La cultura actual nos ha ido debilitando, nos ha hecho creer que no necesitamos a nadie para alcanzar nuestras metas, que mi propio criterio es el válido, que las decisiones las tomo yo, por mi cuenta sin considerar a nadie más, que es lícito buscar mi bienestar personal sin preocuparme de las consecuencias para los demás.

En este ambiente se diluye el verdadero sentido de la justicia. Los problemas sociales quedan reducidos a casos que sufren algunas personas, pero sin relación alguna a cómo está estructurada la sociedad, no se les concibe como problemas de injusticia, no se ven como problemas políticos.

Cuando oímos el clamor de las personas empobrecidas debemos buscar las causas que provocan ese sufrimiento, encontrar las estructuras de pecado que generan desigualdad y pobreza. Pero exigir justicia para ellos no se limita a la aplicación de unas leyes justas, sino también a que nosotras y nosotros seamos justos.

Ser justo implica que por amor nos hemos comprometido en la transformación de este mundo para que se acerque cada día más al Reino, que por amor descubrimos a Cristo en el otro. La lucha por la justicia adquiere mayor significado cuando la personalizamos en los tratados injustamente, cuando ponemos rostros a los que padecen la injusta distribución de los bienes, la insolidaridad, el rechazo por su raza, color, sexo, el paro, el desahucio, los malos tratos…

Los descartados nos «con-mueven», nos llevan a la acción, a prestar nuestra voz para que se escuchen sus reivindicaciones, pero nuestro servicio tendrá sentido si verdaderamente nos hemos hecho sus amigos, amigas, si nuestra relación se centra en ellas y ellos mismos, y no exclusivamente en adherirnos a su causa.

Por supuesto que las luchas están motivadas por problemas concretos y las soluciones a los mismos deben situarse en la misma concreción, pero la justicia a la que nosotros y nosotras aspiramos va más allá de la administración de las leyes, aceptar únicamente esto supondría quedarnos en lo formal, reduciendo nuestro compromiso a lo políticamente correcto, corriendo el peligro de instrumentalizar la lucha por la justicia, preocupados más por los frutos que por los procesos que hemos emprendido con las personas, centrados más en lo que conseguiremos, que en la acogida, el abajamiento y el compartir lo que ha supuesto el camino, junto a otros, de esa lucha.

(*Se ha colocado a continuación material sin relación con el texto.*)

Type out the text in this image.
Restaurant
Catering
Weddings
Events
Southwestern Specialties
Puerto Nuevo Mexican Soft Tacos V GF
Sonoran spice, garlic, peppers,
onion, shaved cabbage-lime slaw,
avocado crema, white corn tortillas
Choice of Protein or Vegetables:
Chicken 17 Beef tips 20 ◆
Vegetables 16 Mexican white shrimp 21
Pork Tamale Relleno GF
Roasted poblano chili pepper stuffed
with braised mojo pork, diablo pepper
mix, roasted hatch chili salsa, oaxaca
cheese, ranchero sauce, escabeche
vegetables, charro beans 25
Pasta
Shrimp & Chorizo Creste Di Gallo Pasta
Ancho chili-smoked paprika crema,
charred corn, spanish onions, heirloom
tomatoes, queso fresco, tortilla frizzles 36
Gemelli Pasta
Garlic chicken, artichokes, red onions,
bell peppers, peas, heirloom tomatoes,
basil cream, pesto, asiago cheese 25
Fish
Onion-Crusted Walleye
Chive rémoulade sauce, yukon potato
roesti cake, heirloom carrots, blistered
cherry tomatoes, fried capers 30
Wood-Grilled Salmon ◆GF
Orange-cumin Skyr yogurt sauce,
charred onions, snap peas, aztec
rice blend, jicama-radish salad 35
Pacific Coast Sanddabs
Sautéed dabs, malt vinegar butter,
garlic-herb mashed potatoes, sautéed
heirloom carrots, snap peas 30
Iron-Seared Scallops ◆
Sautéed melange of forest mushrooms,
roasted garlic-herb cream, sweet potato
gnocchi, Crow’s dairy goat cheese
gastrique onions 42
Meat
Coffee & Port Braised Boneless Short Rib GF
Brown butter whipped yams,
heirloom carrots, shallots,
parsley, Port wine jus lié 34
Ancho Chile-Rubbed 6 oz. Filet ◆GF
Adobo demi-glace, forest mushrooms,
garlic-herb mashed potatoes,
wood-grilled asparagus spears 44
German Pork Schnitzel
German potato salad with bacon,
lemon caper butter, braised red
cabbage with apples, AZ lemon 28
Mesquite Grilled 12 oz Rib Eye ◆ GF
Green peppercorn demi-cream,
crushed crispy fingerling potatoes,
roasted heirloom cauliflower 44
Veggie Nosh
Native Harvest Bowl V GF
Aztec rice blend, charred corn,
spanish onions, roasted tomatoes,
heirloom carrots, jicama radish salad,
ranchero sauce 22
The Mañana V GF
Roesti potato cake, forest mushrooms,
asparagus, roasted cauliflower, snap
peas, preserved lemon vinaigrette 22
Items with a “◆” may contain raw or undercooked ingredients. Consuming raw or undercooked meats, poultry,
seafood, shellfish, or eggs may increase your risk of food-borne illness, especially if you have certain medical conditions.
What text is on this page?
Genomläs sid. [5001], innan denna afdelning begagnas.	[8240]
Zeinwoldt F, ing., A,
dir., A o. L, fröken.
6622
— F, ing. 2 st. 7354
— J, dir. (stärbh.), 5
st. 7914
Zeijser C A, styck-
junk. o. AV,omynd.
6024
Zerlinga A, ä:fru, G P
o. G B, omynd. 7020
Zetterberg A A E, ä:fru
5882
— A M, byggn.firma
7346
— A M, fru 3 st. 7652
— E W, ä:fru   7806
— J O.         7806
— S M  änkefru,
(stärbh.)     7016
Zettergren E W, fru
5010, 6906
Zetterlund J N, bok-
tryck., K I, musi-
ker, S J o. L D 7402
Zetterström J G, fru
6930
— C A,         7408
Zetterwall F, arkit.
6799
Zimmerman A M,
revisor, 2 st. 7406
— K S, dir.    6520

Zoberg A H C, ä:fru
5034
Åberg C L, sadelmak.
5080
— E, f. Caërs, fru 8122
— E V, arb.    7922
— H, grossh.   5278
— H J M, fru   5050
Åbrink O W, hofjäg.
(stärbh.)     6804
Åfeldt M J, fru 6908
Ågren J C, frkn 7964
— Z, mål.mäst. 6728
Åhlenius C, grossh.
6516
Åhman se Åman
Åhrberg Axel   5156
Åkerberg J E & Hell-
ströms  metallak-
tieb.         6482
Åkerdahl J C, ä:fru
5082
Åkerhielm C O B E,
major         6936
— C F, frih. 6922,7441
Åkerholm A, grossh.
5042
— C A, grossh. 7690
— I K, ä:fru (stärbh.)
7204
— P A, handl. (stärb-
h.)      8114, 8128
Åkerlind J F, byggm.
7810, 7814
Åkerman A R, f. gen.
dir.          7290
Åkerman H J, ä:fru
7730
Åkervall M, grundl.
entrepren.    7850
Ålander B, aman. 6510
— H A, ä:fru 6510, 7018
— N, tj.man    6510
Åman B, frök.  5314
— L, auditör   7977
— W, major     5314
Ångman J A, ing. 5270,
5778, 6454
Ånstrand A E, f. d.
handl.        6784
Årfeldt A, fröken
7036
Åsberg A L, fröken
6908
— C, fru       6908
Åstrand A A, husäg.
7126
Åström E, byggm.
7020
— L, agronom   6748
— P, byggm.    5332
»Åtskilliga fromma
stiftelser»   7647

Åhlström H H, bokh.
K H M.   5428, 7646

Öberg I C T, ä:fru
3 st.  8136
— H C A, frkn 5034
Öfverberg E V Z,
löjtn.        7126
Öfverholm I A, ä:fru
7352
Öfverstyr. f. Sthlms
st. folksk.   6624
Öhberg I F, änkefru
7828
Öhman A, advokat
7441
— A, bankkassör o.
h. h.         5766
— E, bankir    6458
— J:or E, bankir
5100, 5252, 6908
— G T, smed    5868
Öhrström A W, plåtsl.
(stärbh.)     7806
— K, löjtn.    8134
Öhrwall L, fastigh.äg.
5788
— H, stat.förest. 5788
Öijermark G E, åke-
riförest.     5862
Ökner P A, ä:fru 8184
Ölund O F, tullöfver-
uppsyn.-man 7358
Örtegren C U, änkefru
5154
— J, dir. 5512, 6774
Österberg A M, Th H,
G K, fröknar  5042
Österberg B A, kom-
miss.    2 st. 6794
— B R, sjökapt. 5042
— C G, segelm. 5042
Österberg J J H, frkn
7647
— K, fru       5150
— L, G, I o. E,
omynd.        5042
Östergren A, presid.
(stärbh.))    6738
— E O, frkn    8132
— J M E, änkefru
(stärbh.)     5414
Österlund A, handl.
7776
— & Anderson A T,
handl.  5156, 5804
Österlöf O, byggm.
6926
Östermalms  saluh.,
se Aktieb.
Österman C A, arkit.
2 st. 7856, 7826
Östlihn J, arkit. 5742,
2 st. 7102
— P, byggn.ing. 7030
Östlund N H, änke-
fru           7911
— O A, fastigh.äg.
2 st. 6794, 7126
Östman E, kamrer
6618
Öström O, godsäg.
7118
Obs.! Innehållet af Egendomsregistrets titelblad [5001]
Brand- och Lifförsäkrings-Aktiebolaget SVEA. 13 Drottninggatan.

Construir el Reino de Dios y su justicia, la senda hacia la utopía supone generar comunión creando lazos, relaciones con las personas y entre las personas, estableciendo redes que nos agrupen en la diversidad, pero con una misma motivación: el amor hacia las víctimas de las injusticias cometidas en nombre del progreso, el crecimiento o la economía del libre mercado.

Para desarrollar nuestra humanidad primero tenemos que darnos a nosotros y nosotras mismas, descubrir que lo que nos da la verdadera felicidad es la gratuidad. Entregarnos por amor a la causa de a quienes se quiere invisibilizar, empobrecer y olvidar.

Nuestra tarea, por insignificante que nos pueda parecer, es ese granito de arena, que junto a otros, origina una duna. Nada resulta inútil si lo hacemos por amor.

Rovirosa lo dijo con claridad: «Todo lo que se basa en el tiempo y pasa con el tiempo tiene poco interés. Lo único interesante es la eternidad. Pero el error de muchos es creer que la eternidad es “otra cosa”, cuando la estupenda verdad es que eternidad ya es “esto”; que estamos viviendo y construyendo en plena eternidad.

Lo único interesante, verdaderamente interesante, que ofrece el máximo interés es trabajar y sacrificarse por el Reino de Dios y su Justicia. Todo lo demás no ofrece más interés que el de una añadidura.

Pero esto, ¿cuántos lo creen… de verdad?».[2]

 

[1] Rovirosa, Guillermo. Obras Completas. Tomo V, p. 473.